On May 29, I climbed up to the rooftop of the Magic Jungle high ropes course on the North Bund for a Sofar Sounds concert.
Performing at the concert was a Russian indie-pop singer and violinist duo, a Shanghai experimental acoustic music band, and a Ukrainian electro-pop singer.
As usual, I was impressed by the diverse lineup and extraordinary location of the Sofar concert.
From Shanghai's historic Columbia Circle to a rooftop over Fontaine Antiques, Sofar Sounds is bringing concerts to secret locations all around the city.
As an American living in Shanghai for the first time, Sofar Sounds quickly became my way to get out and explore while seeing something I love: concerts.
Originally from London, Sofar Sounds provides audiences around the world with small-scale, immersive concerts in obscure locations.

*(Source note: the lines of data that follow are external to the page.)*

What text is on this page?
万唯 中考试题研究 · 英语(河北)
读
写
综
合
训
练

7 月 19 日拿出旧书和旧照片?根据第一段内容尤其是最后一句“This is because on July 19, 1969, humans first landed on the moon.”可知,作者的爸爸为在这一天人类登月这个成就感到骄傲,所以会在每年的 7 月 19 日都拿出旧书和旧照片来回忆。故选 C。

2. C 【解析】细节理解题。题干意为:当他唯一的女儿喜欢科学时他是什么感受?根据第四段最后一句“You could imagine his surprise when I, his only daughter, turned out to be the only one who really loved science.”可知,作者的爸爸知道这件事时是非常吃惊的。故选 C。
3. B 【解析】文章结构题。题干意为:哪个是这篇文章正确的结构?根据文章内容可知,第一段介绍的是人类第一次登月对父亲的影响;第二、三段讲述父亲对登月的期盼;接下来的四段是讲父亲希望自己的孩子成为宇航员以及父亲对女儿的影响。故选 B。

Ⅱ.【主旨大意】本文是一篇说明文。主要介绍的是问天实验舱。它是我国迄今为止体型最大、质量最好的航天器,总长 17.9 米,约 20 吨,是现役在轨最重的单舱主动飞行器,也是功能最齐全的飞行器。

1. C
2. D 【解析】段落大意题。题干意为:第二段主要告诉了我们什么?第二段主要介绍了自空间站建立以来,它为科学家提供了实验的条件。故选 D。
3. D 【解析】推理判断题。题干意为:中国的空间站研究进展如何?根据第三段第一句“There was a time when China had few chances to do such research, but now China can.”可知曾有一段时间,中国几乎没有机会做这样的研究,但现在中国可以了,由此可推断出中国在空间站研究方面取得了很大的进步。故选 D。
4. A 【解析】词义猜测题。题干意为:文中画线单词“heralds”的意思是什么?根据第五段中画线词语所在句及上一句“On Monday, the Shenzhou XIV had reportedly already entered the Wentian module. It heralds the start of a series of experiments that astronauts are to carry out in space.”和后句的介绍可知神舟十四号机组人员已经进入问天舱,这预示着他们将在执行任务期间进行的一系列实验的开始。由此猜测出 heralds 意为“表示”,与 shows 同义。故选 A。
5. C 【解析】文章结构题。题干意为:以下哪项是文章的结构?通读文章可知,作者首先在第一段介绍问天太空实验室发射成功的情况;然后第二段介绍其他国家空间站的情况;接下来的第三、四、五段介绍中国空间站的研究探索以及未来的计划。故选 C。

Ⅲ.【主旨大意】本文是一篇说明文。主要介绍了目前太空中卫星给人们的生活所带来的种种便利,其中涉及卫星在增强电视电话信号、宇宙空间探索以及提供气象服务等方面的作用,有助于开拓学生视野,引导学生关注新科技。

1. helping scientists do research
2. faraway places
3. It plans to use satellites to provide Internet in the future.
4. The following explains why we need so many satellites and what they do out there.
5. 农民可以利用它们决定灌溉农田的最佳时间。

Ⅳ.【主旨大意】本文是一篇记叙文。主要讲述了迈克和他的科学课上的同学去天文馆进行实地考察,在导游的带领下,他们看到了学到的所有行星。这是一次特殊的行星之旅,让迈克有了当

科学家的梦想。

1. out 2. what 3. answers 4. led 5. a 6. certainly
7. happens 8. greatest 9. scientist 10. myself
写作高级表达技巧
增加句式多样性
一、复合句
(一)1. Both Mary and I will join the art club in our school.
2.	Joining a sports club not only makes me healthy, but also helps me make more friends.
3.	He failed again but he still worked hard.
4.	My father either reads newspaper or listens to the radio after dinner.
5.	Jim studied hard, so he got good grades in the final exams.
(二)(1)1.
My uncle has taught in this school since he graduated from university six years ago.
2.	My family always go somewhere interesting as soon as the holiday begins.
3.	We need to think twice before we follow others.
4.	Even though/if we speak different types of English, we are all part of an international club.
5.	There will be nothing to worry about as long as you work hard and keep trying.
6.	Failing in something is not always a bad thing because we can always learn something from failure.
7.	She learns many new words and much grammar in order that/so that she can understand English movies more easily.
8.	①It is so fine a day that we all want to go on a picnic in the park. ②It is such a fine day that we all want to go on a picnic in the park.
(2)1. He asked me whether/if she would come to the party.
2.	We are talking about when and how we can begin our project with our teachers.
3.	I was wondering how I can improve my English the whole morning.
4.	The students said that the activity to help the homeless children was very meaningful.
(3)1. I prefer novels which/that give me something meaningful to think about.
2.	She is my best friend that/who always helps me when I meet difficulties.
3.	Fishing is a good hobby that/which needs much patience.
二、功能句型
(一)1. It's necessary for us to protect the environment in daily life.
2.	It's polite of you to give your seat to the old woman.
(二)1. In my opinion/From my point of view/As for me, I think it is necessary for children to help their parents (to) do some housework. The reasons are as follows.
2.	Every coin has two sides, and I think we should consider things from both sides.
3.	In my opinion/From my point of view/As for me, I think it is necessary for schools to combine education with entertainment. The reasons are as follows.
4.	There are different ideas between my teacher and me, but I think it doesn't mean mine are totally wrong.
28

Since its start in Shanghai in December 2013, Sofar has held shows almost monthly in the city.
Here's what makes Sofar special: Guests are only given the location of the concert 24 hours before the show. We often have to weave through stores or climb up to rooftops to find the concert.
To further the suspense, guests like me don't even know which artists we'll be seeing. When we finally arrive, we're met with an intimate concert, small audience and three musical acts.
I first got involved with Sofar Sounds in my hometown of Portland, Oregon. There, I watched a small concert in a neighborhood backyard, intrigued by the music and cute decorations.
My experience with Sofar has only gotten better. The string lights that once lit up the backyard in Portland now decorate the Shanghai skyline.
The concerts take place in places that are brand-new to me, and feature an even greater range of artists.
I talked with Sofar Sounds staff member Meng, who told me that performers are hand-picked by its staff. Shows often feature both local and international artists.
Sofar focuses on selecting artists that represent Shanghai, Meng said. For example, I watched Mr Slicker, a band that performed for Sofar in May, perform songs in the Shanghainese dialect.
Shanghai's culture and history also play a special role in Sofar concerts. Each location selected by Sofar reflects the blend of modern and traditional, East and West, that encapsulates Shanghai.
Some of the most interesting venues have been the bottom of Columbia Circle's swimming pool; 1305 Design Studio, an architectural design studio; and the Hefengyi, a tea house.
"Shanghai is such a diverse, vibrant city. We get to meet great people and search for unique places. That's the kind of experience you can't get elsewhere," said Meng.
The next Sofar gig will be place on July 10 at an location to be advised.
I'll definitely be there, exploring yet another new part of Shanghai.
Sofar Sounds has given me the chance to experience what Shanghai has to offer: captivating skylines, tucked-away teahouses, and a whole lot of great music.